Dave Wilton has posted a Big List entry for frankincense, which we don’t seem to have discussed here (though we have talked about frankgum). He says “Frankincense is perhaps best known as one of the gifts the Magi bring to the infant Jesus” and quotes the Vulgate Matthew 2:11 (“et apertis thesauris suis obtulerunt ei munera aurum tus et murram”):
The Latin tus or thus can refer to incense generally and the resin of the genus Boswellia in particular. The Koine Greek original is λίβανος (libanos, frankincense), a reference to what is now Lebanon, probably because trade routes for the product came through there into the eastern Mediterranean.

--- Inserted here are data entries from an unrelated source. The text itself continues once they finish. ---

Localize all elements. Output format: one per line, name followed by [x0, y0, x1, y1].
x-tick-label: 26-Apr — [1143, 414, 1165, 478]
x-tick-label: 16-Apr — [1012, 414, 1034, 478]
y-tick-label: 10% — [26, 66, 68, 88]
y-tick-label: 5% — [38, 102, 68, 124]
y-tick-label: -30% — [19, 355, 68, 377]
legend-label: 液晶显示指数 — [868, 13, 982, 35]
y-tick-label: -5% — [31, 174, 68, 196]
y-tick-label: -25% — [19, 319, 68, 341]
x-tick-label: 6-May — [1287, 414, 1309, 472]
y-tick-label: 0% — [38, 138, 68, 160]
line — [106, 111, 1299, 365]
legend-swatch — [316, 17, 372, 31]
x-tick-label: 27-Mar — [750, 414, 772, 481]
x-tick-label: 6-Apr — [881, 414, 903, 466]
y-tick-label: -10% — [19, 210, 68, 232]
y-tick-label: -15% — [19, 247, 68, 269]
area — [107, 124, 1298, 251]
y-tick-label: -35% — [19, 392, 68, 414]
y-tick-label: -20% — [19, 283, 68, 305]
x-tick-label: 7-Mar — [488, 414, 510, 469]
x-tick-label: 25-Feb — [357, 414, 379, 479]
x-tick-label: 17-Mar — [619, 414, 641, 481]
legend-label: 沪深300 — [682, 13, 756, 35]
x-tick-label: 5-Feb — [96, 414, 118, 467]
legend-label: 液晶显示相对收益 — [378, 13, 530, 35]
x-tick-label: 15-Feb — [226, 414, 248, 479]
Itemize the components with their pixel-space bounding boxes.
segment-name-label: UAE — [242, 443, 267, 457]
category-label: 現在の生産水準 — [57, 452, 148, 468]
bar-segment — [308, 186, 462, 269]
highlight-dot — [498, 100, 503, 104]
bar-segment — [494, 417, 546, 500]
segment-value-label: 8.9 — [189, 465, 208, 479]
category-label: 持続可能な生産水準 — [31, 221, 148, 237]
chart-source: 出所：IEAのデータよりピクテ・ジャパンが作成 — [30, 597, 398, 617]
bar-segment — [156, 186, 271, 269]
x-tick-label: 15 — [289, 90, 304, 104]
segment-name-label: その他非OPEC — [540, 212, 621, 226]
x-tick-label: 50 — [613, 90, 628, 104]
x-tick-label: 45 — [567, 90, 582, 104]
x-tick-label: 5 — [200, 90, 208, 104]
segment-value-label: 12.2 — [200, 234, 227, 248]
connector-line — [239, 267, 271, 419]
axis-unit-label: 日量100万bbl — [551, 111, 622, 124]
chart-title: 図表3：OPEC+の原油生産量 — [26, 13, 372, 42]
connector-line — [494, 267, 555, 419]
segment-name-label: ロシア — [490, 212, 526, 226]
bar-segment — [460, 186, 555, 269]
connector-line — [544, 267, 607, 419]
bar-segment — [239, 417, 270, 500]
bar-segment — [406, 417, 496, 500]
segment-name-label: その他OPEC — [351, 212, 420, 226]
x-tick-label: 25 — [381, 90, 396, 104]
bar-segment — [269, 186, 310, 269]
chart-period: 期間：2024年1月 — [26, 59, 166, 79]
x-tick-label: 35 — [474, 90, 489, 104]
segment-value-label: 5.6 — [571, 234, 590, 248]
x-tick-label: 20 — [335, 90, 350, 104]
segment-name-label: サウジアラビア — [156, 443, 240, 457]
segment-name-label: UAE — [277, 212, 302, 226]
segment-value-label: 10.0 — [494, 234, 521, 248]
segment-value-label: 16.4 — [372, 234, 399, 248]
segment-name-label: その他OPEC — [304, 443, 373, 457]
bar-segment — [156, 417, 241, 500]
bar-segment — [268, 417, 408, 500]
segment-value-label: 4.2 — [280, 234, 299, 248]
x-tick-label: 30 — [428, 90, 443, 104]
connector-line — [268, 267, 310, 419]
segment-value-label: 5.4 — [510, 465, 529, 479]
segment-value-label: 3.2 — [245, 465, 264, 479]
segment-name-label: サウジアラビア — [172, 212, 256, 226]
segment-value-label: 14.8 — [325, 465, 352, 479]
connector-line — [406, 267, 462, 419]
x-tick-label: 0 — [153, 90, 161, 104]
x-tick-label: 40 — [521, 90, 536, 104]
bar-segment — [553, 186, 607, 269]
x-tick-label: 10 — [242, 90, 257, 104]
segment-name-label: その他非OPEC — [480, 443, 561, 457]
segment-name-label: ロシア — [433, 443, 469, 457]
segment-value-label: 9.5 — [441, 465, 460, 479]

The English word is borrowed from the Anglo-Norman phrase franc encens. The basic meaning of franc is free, but it can also mean noble or distinguished. In other words, the term means high-quality incense. The Anglo-Latin francum incensum makes an appearance in 1206, although the more usual Latin nomenclature was liberum incensum. However, there is a slight problem with this etymology in that while the Latin liber means free, it was not generally used to mean noble or distinguished. Additionally, the noble/distinguished sense of franc in Anglo-Norman and Continental Old French was, as a rule, only applied to the social status of people. Francencens is the only example in Old French where franc is applied to a plant.
That issue does not rule the standard etymology out, but it does suggest an alternative. It may be that the Latin liberum incensum is a re-analysis of the Greek libanos, turning what was in Greek a reference to the Levant into a more familiar adjective in Latin. The franc would then be a straightforward translation of the Latin, with a subsequent semantic shift to mean noble/high quality, as that would make more sense in the context of incense […]
Makes sense to me. (He continues with a discussion of the word’s complicated history in French and English.)